The sun was just inching over the trees, touching the garden here and there, awakening the butterflies that clustered on fence posts and flat rocks, sluggishly stretching their wings, preparing for a busy day gathering nectar. On my right, a hedgerow of forsythia was a blaze of yellow, separating me from the traffic whizzing by on Ridgley Avenue.
Bathed in sunlight, I closed my eyes, wincing as the inside of my eyelids scraped over my eyeballs like dry sandpaper. In spite of all the caffeine I’d consumed in the previous twenty-four hours, I felt I could fall asleep on this bench, uncushioned hardwood and all. I could sleep here for days and days and days. Yet I had to keep going, do whatever it took, for Timmy’s sake.
“Hannah?” Eva’s voice spiraled down, as if through a tunnel, to wherever it was I had gone. “Hannah, it’s Eva.”

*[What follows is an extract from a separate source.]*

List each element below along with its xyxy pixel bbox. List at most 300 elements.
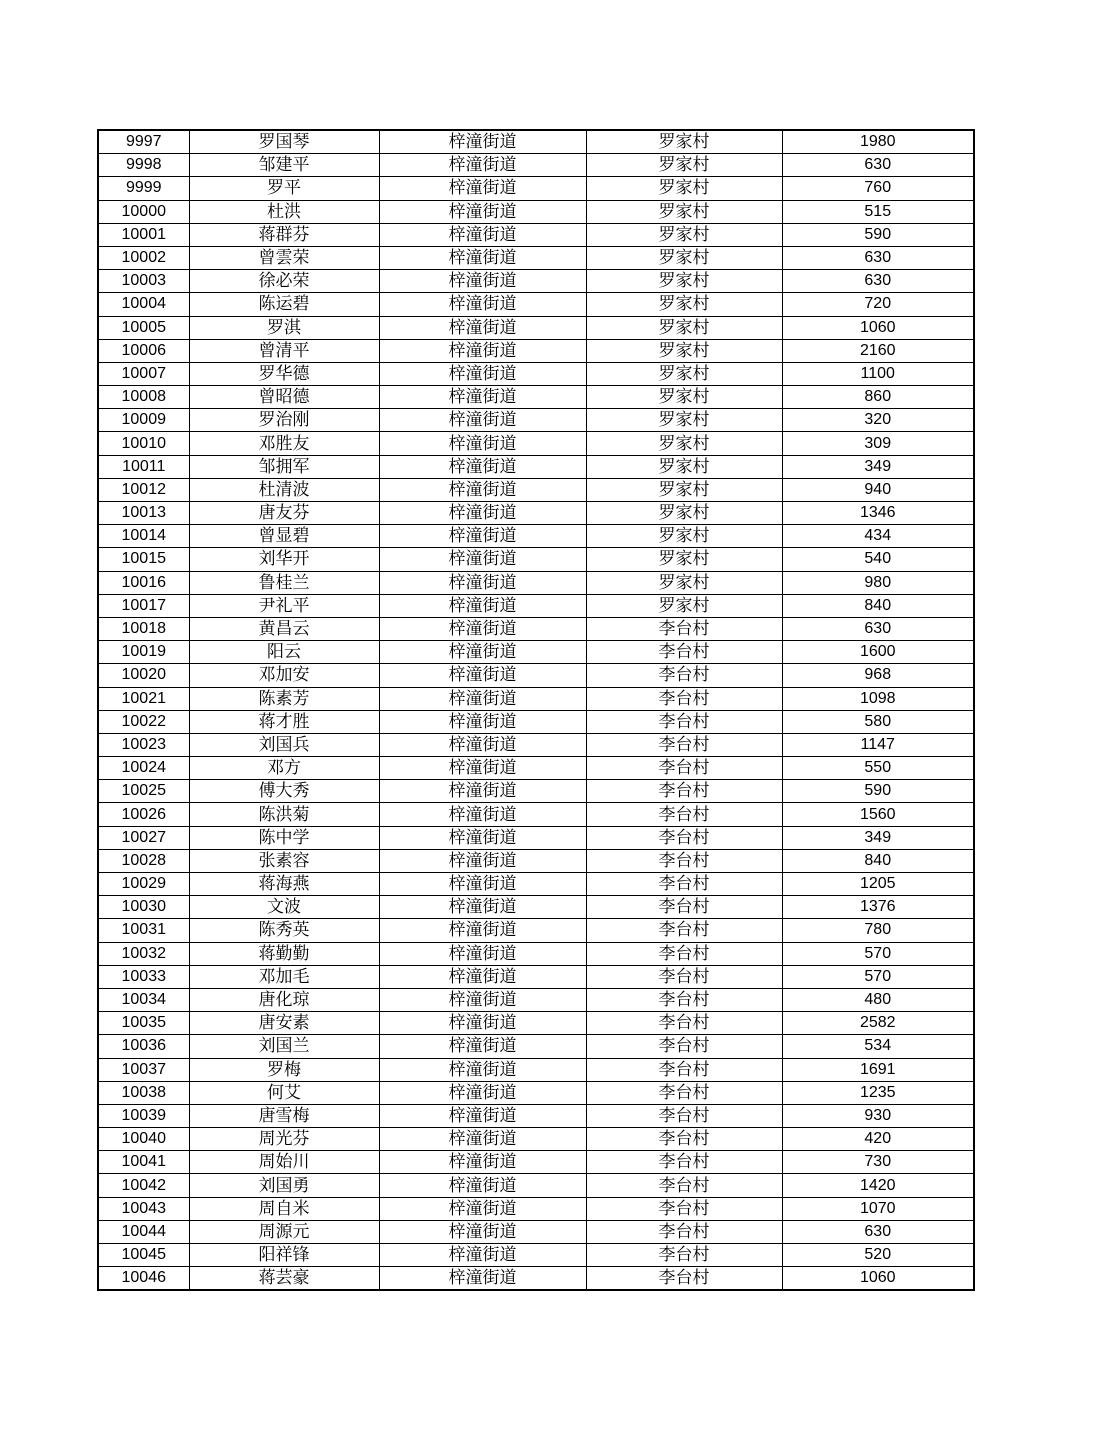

I felt a hand on my shoulder and dragged myself into consciousness. “Eva, I’m sorry. I was somewhere in La-La Land.” I rubbed at a crick in the back of my neck.
“I hated to wake you.”
I managed a weak smile. “It’s so peaceful here in the garden. Sitting here, a gal could almost pretend she didn’t have a care in the world.”
“Would you like some coffee? I just put on a fresh pot.”
“Thank you, yes. Although I’m pretty wired.”
“Come.”
Although Eva wore black slacks and a rose-colored short-sleeved silk blouse with a clerical collar, something about the way she stood there with her arms extended, palms up, reminded me of a picture in a book of Bible stories I’d had as a child. Suffer the little children to come unto me. My head swimming, I rose from the bench, staggered, and grabbed her hands for support. “He’s just a little boy,” I sobbed. “He’s only ten months old. How could anybody…?” Eva folded me into her arms, and I began to weep, refusing to be comforted. I threw back my head and screamed to the sky, “Why, God, why?”